From a marxist point of view the sum total of all exchange value in an economy is finite, (unless it can gain exchange value from other economies) and the contradiction between the need for capital to accumulate and the limited purchasing power of the masses is absolute. Keynesian initiatives may be more progressive than sado-monetarist solutions, but ultimately they are illusory, if they only achieve an increase in state or personal indebtedness.

The best result they can pray for in the UK and in the USA is a period of grumbling stagnation. But there could be a sudden collapse. The UK economy which seems to have been doing unbelievably well in bucking the trend may be more vulnerable than the USA because it is smaller.

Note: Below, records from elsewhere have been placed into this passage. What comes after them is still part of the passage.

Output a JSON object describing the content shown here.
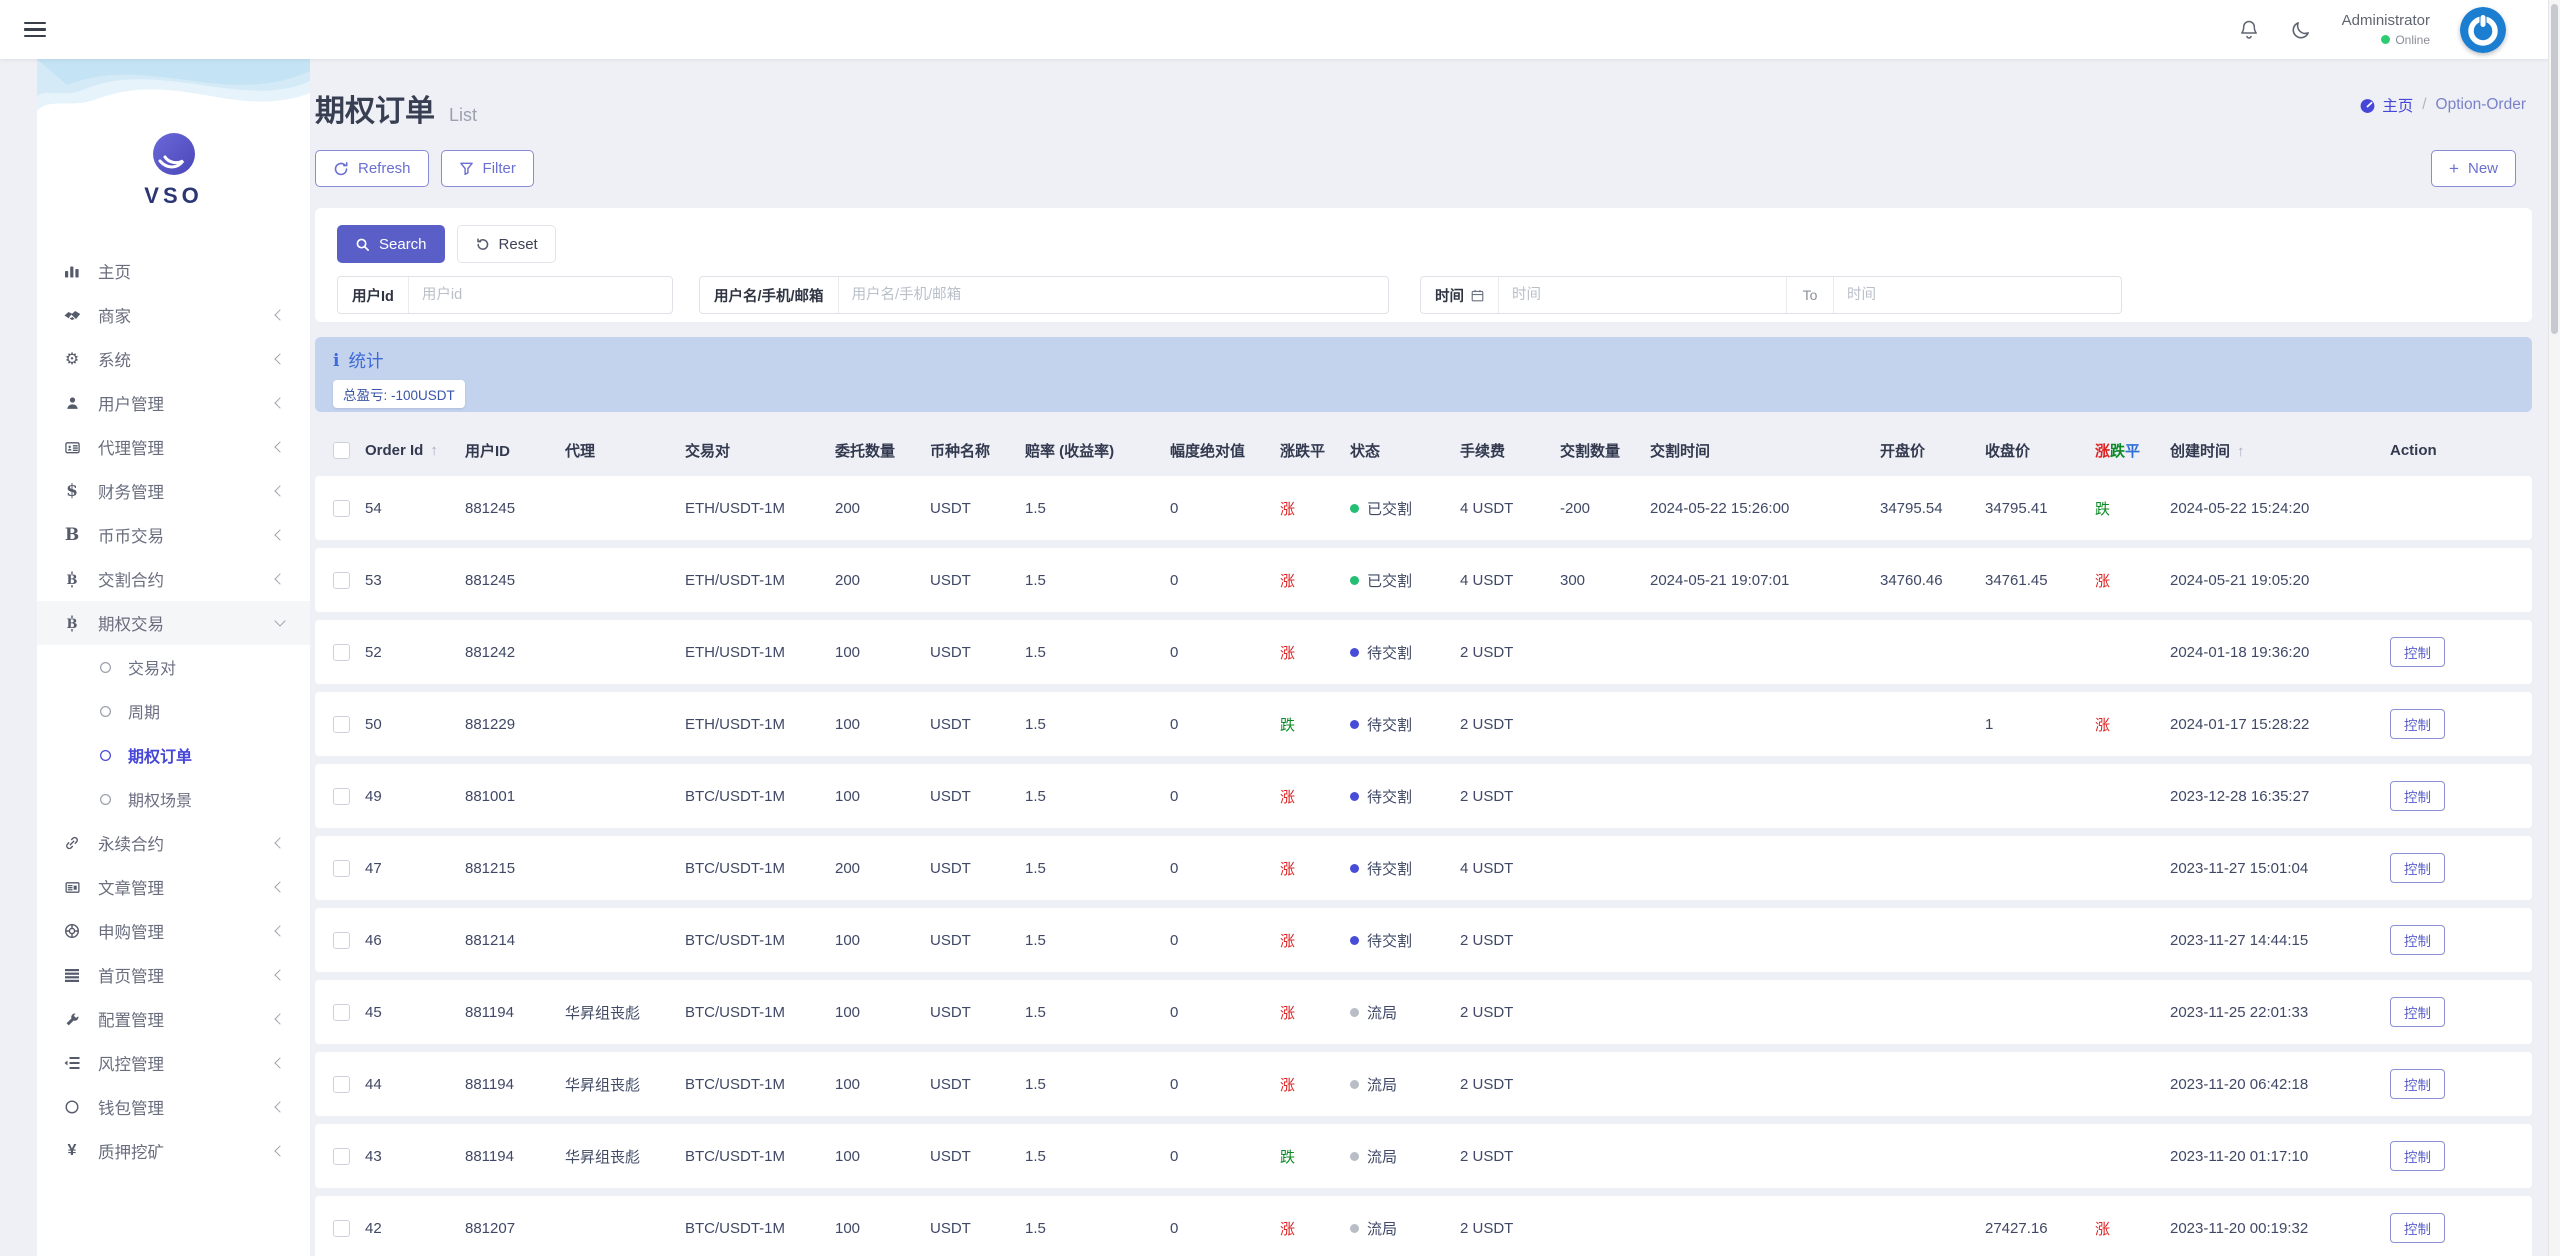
{
  "colors": {
    "accent": "#5a5fc7",
    "link": "#4646d8",
    "up_red": "#e02222",
    "down_green": "#0b8a25",
    "flat_blue": "#2f6fd6",
    "banner_bg": "#c3d3ee",
    "status_delivered_dot": "#21bf73",
    "status_pending_dot": "#474dd8",
    "status_void_dot": "#b9bdc5",
    "online_green": "#2ecc71"
  },
  "navbar": {
    "user_name": "Administrator",
    "user_status": "Online"
  },
  "sidebar": {
    "logo": "VSO",
    "items": [
      {
        "label": "主页",
        "icon": "chart-bars-icon",
        "chevron": null
      },
      {
        "label": "商家",
        "icon": "handshake-icon",
        "chevron": "left"
      },
      {
        "label": "系统",
        "icon": "gear-icon",
        "chevron": "left"
      },
      {
        "label": "用户管理",
        "icon": "user-icon",
        "chevron": "left"
      },
      {
        "label": "代理管理",
        "icon": "id-card-icon",
        "chevron": "left"
      },
      {
        "label": "财务管理",
        "icon": "dollar-icon",
        "chevron": "left"
      },
      {
        "label": "币币交易",
        "icon": "letter-b-icon",
        "chevron": "left"
      },
      {
        "label": "交割合约",
        "icon": "bitcoin-b-icon",
        "chevron": "left"
      },
      {
        "label": "期权交易",
        "icon": "bitcoin-b-icon",
        "chevron": "down",
        "expanded": true,
        "children": [
          {
            "label": "交易对",
            "active": false
          },
          {
            "label": "周期",
            "active": false
          },
          {
            "label": "期权订单",
            "active": true
          },
          {
            "label": "期权场景",
            "active": false
          }
        ]
      },
      {
        "label": "永续合约",
        "icon": "link-icon",
        "chevron": "left"
      },
      {
        "label": "文章管理",
        "icon": "newspaper-icon",
        "chevron": "left"
      },
      {
        "label": "申购管理",
        "icon": "lifering-icon",
        "chevron": "left"
      },
      {
        "label": "首页管理",
        "icon": "list-bars-icon",
        "chevron": "left"
      },
      {
        "label": "配置管理",
        "icon": "wrench-icon",
        "chevron": "left"
      },
      {
        "label": "风控管理",
        "icon": "outdent-icon",
        "chevron": "left"
      },
      {
        "label": "钱包管理",
        "icon": "circle-icon",
        "chevron": "left"
      },
      {
        "label": "质押挖矿",
        "icon": "yen-icon",
        "chevron": "left"
      }
    ]
  },
  "page_header": {
    "title": "期权订单",
    "subtitle": "List",
    "breadcrumb_home": "主页",
    "breadcrumb_sep": "/",
    "breadcrumb_current": "Option-Order"
  },
  "toolbar": {
    "refresh": "Refresh",
    "filter": "Filter",
    "new_label": "New"
  },
  "search": {
    "search_label": "Search",
    "reset_label": "Reset",
    "user_id": {
      "label": "用户Id",
      "placeholder": "用户id"
    },
    "user_name": {
      "label": "用户名/手机/邮箱",
      "placeholder": "用户名/手机/邮箱"
    },
    "time": {
      "label": "时间",
      "placeholder_from": "时间",
      "to_label": "To",
      "placeholder_to": "时间"
    }
  },
  "stats": {
    "title": "统计",
    "total_pl": "总盈亏: -100USDT"
  },
  "table": {
    "headers": [
      "",
      "Order Id",
      "用户ID",
      "代理",
      "交易对",
      "委托数量",
      "币种名称",
      "赔率 (收益率)",
      "幅度绝对值",
      "涨跌平",
      "状态",
      "手续费",
      "交割数量",
      "交割时间",
      "开盘价",
      "收盘价",
      "涨跌平",
      "创建时间",
      "Action"
    ],
    "sort_indices": [
      1,
      17
    ],
    "colored_index": 16,
    "action_label": "控制",
    "rows": [
      {
        "order_id": "54",
        "user_id": "881245",
        "agent": "",
        "pair": "ETH/USDT-1M",
        "amount": "200",
        "coin": "USDT",
        "odds": "1.5",
        "range": "0",
        "updown": "涨",
        "status": "已交割",
        "status_type": "delivered",
        "fee": "4 USDT",
        "delivery_qty": "-200",
        "delivery_time": "2024-05-22 15:26:00",
        "open_price": "34795.54",
        "close_price": "34795.41",
        "result": "跌",
        "created_at": "2024-05-22 15:24:20",
        "action": false
      },
      {
        "order_id": "53",
        "user_id": "881245",
        "agent": "",
        "pair": "ETH/USDT-1M",
        "amount": "200",
        "coin": "USDT",
        "odds": "1.5",
        "range": "0",
        "updown": "涨",
        "status": "已交割",
        "status_type": "delivered",
        "fee": "4 USDT",
        "delivery_qty": "300",
        "delivery_time": "2024-05-21 19:07:01",
        "open_price": "34760.46",
        "close_price": "34761.45",
        "result": "涨",
        "created_at": "2024-05-21 19:05:20",
        "action": false
      },
      {
        "order_id": "52",
        "user_id": "881242",
        "agent": "",
        "pair": "ETH/USDT-1M",
        "amount": "100",
        "coin": "USDT",
        "odds": "1.5",
        "range": "0",
        "updown": "涨",
        "status": "待交割",
        "status_type": "pending",
        "fee": "2 USDT",
        "delivery_qty": "",
        "delivery_time": "",
        "open_price": "",
        "close_price": "",
        "result": "",
        "created_at": "2024-01-18 19:36:20",
        "action": true
      },
      {
        "order_id": "50",
        "user_id": "881229",
        "agent": "",
        "pair": "ETH/USDT-1M",
        "amount": "100",
        "coin": "USDT",
        "odds": "1.5",
        "range": "0",
        "updown": "跌",
        "status": "待交割",
        "status_type": "pending",
        "fee": "2 USDT",
        "delivery_qty": "",
        "delivery_time": "",
        "open_price": "",
        "close_price": "1",
        "result": "涨",
        "created_at": "2024-01-17 15:28:22",
        "action": true
      },
      {
        "order_id": "49",
        "user_id": "881001",
        "agent": "",
        "pair": "BTC/USDT-1M",
        "amount": "100",
        "coin": "USDT",
        "odds": "1.5",
        "range": "0",
        "updown": "涨",
        "status": "待交割",
        "status_type": "pending",
        "fee": "2 USDT",
        "delivery_qty": "",
        "delivery_time": "",
        "open_price": "",
        "close_price": "",
        "result": "",
        "created_at": "2023-12-28 16:35:27",
        "action": true
      },
      {
        "order_id": "47",
        "user_id": "881215",
        "agent": "",
        "pair": "BTC/USDT-1M",
        "amount": "200",
        "coin": "USDT",
        "odds": "1.5",
        "range": "0",
        "updown": "涨",
        "status": "待交割",
        "status_type": "pending",
        "fee": "4 USDT",
        "delivery_qty": "",
        "delivery_time": "",
        "open_price": "",
        "close_price": "",
        "result": "",
        "created_at": "2023-11-27 15:01:04",
        "action": true
      },
      {
        "order_id": "46",
        "user_id": "881214",
        "agent": "",
        "pair": "BTC/USDT-1M",
        "amount": "100",
        "coin": "USDT",
        "odds": "1.5",
        "range": "0",
        "updown": "涨",
        "status": "待交割",
        "status_type": "pending",
        "fee": "2 USDT",
        "delivery_qty": "",
        "delivery_time": "",
        "open_price": "",
        "close_price": "",
        "result": "",
        "created_at": "2023-11-27 14:44:15",
        "action": true
      },
      {
        "order_id": "45",
        "user_id": "881194",
        "agent": "华昇组丧彪",
        "pair": "BTC/USDT-1M",
        "amount": "100",
        "coin": "USDT",
        "odds": "1.5",
        "range": "0",
        "updown": "涨",
        "status": "流局",
        "status_type": "void",
        "fee": "2 USDT",
        "delivery_qty": "",
        "delivery_time": "",
        "open_price": "",
        "close_price": "",
        "result": "",
        "created_at": "2023-11-25 22:01:33",
        "action": true
      },
      {
        "order_id": "44",
        "user_id": "881194",
        "agent": "华昇组丧彪",
        "pair": "BTC/USDT-1M",
        "amount": "100",
        "coin": "USDT",
        "odds": "1.5",
        "range": "0",
        "updown": "涨",
        "status": "流局",
        "status_type": "void",
        "fee": "2 USDT",
        "delivery_qty": "",
        "delivery_time": "",
        "open_price": "",
        "close_price": "",
        "result": "",
        "created_at": "2023-11-20 06:42:18",
        "action": true
      },
      {
        "order_id": "43",
        "user_id": "881194",
        "agent": "华昇组丧彪",
        "pair": "BTC/USDT-1M",
        "amount": "100",
        "coin": "USDT",
        "odds": "1.5",
        "range": "0",
        "updown": "跌",
        "status": "流局",
        "status_type": "void",
        "fee": "2 USDT",
        "delivery_qty": "",
        "delivery_time": "",
        "open_price": "",
        "close_price": "",
        "result": "",
        "created_at": "2023-11-20 01:17:10",
        "action": true
      },
      {
        "order_id": "42",
        "user_id": "881207",
        "agent": "",
        "pair": "BTC/USDT-1M",
        "amount": "100",
        "coin": "USDT",
        "odds": "1.5",
        "range": "0",
        "updown": "涨",
        "status": "流局",
        "status_type": "void",
        "fee": "2 USDT",
        "delivery_qty": "",
        "delivery_time": "",
        "open_price": "",
        "close_price": "27427.16",
        "result": "涨",
        "created_at": "2023-11-20 00:19:32",
        "action": true
      }
    ]
  }
}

Hence perhaps the reason why Gordon Brown has chosen this moment to occupy the front page of the Financial Times!

Brown blames UK's woes on global turbulence

http://news.ft.com/servlet/ContentServer?pagename=FT.com/StoryFT/FullStory&c=StoryFT&cid=1035873488488&p=1012571727085


Britain cannot be immune from global economic turbulence, Gordon Brown has warned, as official figures showed government borrowing racing ahead of the chancellor's forecasts.

Speaking to the Financial Times before next Wednesday's pre-Budget report, the chancellor sought to emphasise that the root of the UK's economic problems lay not at home but abroad.


Trying to shift the perspective to the global economy, Brown argues there has been a slowing in global trade, which affects "this great trading nation"

His global solution is to move towards a more multipolar world:

Although Britain's position was relatively robust compared to low growth in the eurozone economies and weak recovery in the US, the slow recovery in world trade threatened the pace of recovery. "If you look at what's happened over the past few years to the global economy, America has been the engine of growth and what we want is each continent to be able to pull its weight if we're going to sustain the momentum of recovery."


But he has got to hope that the British economy will somehow hang out longer than Europe and the USA.  And he s not radical enough in this interview to emphasise massive Keynesian expansion of the purchasing power of the developing world, to boost the whole world economy, although other initiatives have lain somewhat in this direction.

He wants the European central bank to reduce interest rates, to stimulate the economy and the market there, which the Bank of England dare not do here!